What effects does this have? Sexual assault is traumatic because it can be humiliating, demeaning and destructive of trust of individuals, communities and institutions, and positive attitudes about body image and sexuality. Many survivors are diagnosed with post-traumatic stress disorder, which can result in “intrusive memories, flashbacks and nightmares; [a need to] avoid anything that reminds them of the trauma; and anxious feelings they didn’t have before that are so intense their lives are disrupted,” according to the American Psychological Association. And given the reality of sexual assault, they exist in a hostile environment. They have legitimate cause to believe that their emotional and physical safety are constantly under threat. Additionally, they may feel an existential threat in communal denial of their story, since those who are raped often fail to convict their rapists. Their perpetrators stay on campus, or, often, are only suspended for a short time. During my time as a PA at Amherst, I was told that some survivors were given the “opportunity” to determine how long their perpetrator’s suspension was, while simultaneously being told, as Angie was, “I just don’t understand why you’ve been so angry throughout all of this. You have no reason to be angry about anything.” Since the burden of proof is on survivors, they are seen as the aggressor if they try to push for punishment or protection for themselves (and/or others in their community).

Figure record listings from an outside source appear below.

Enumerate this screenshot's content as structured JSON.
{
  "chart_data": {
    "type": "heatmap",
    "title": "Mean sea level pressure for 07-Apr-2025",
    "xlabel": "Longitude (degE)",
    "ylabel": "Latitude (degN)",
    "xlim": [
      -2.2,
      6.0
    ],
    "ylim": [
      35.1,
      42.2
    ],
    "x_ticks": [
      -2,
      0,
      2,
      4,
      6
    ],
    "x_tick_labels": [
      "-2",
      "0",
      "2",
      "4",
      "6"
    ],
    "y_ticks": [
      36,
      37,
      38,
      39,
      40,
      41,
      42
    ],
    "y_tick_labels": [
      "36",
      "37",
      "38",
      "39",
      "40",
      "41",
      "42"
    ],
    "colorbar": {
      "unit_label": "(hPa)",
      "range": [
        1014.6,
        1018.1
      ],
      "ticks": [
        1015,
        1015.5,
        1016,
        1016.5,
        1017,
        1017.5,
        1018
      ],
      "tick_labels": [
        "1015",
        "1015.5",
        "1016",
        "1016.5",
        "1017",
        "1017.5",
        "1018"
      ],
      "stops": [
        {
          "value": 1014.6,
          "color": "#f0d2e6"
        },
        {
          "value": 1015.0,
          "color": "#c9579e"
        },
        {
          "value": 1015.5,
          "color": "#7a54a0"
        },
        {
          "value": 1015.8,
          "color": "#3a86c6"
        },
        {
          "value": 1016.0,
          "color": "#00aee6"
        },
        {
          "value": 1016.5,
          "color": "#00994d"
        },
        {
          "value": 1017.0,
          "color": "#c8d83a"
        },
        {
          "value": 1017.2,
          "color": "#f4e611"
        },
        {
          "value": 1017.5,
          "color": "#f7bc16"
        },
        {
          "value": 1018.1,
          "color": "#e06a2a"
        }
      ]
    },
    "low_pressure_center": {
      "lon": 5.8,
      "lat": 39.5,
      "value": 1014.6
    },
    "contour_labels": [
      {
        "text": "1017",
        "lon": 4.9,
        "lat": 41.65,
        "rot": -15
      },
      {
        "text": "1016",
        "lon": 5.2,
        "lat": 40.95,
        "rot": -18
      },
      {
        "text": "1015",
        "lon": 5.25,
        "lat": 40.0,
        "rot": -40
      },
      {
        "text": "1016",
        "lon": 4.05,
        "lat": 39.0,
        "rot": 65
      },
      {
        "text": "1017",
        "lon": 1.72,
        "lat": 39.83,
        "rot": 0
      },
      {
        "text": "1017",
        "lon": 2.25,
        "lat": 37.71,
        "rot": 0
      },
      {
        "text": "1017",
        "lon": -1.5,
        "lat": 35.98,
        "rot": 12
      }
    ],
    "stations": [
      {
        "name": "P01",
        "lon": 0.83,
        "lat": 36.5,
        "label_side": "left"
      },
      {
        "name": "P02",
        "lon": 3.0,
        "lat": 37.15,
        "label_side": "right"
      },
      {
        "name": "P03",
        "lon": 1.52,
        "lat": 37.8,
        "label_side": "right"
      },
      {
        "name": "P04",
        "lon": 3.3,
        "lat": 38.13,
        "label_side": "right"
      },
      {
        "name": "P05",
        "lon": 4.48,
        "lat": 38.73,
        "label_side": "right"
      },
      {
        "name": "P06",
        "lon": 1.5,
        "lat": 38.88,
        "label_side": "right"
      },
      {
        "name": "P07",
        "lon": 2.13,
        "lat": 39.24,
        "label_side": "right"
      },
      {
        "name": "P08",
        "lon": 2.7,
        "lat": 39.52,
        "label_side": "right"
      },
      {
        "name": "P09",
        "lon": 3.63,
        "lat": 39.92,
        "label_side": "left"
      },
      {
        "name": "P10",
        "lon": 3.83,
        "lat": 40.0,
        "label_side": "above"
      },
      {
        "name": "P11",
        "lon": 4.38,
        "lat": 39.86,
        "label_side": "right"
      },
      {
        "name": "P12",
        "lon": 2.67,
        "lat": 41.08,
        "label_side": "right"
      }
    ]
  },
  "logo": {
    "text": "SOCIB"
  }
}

In my discussions of this issue, I’ve heard a few men reiterate that last spring’s Bavaria tanktop emblazoned with “Roasting Fat Ones Since 1847” would only have truly offended if it had depicted a roasting racial/ethnic/religious minority member. Yet in a context of continual, repeated violence against women, such a shirt should be more offensive, because it is not an empty threat of violence: it is an emblem of violence, and a mutually-agreed-upon, communally-perpetuated aesthetic of violence against women. Such comments illuminate a profound callousness towards sexism and sexist rhetoric, and an ignorance of the ugly realities of being a woman in an old-boys club.

That is what Amherst needs to address, as a community: the radical notion that women are people. We each need to take a hard look at ourselves: nobody’s immune to misogyny. Do we take women seriously and treat them equally? We all have a stake in that, whether we know it or not, as the disparagement of “feminine” traits also results in a repressively narrow proscription of acceptably “masculine” behaviors. As Angie wrote, “silence has the rusty taste of shame.”